感染拡大が始まった2020年3月以降、経済的な打撃にあえぐチュニジアでは、特に主要産業の観光業が深刻な影響を受けている。チュニジア・ホテル業連盟(FTH)によると、観光産業の直接雇用者は10万人で、間接雇用者の28万9,000人を合わせると労働人口の11.4%、GDPでは13.8%(2018年末)を占める。FTHの行ったアンケートによると、2020年の売り上げが50%減と答えたホテル業者は80%以上に達し、FTHが行った2019年の統計で把握した820軒中135軒が廃業に追い込まれた。今回の感染者増大を受け、英国やベルギーはチュニジアを危険地域(レッド・ゾーン)に指定し、英国格安航空会社や大手旅行代理店は予約を全面的にキャンセルした。4月29日から欧州やロシアからのチャーター便が再開し、回復が見込まれた矢先だけに、夏の観光シーズンも回復を期待できない状況となった。

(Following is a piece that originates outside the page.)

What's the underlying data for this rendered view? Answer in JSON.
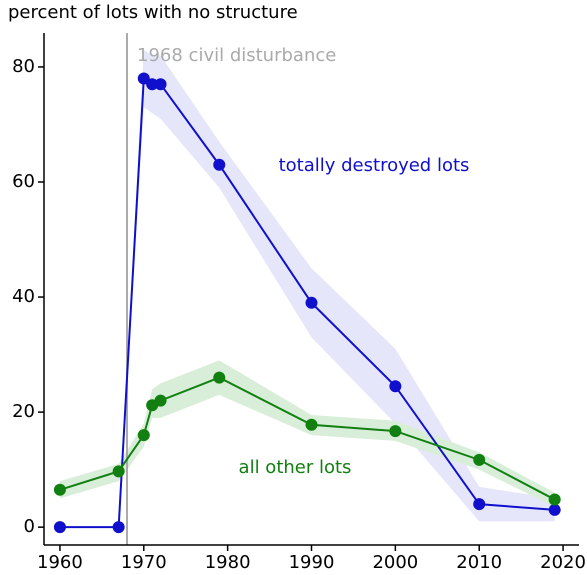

厚生省は7月4日、新型コロナウイルスワクチンの接種状況を発表した。接種キャンペーン開始の3月13日から7月3日までの1回目のワクチン接種者の合計は194万2,431人で、2回目の接種も終えた人数は57万4,505人。また、これまでに301万3,529人が全国ワクチン接種管理システム「EVAX.TN」を利用している。ワクチン接種のペースはワクチンの入荷増に伴って上がっている。2回の接種を終えたものの6月25日にコロナ感染が判明したヒシェーム・ムシーシー首相は、ワクチンを接種したために非常に軽い症状にとどまっているとして、ワクチンの積極的な接種を呼び掛けている。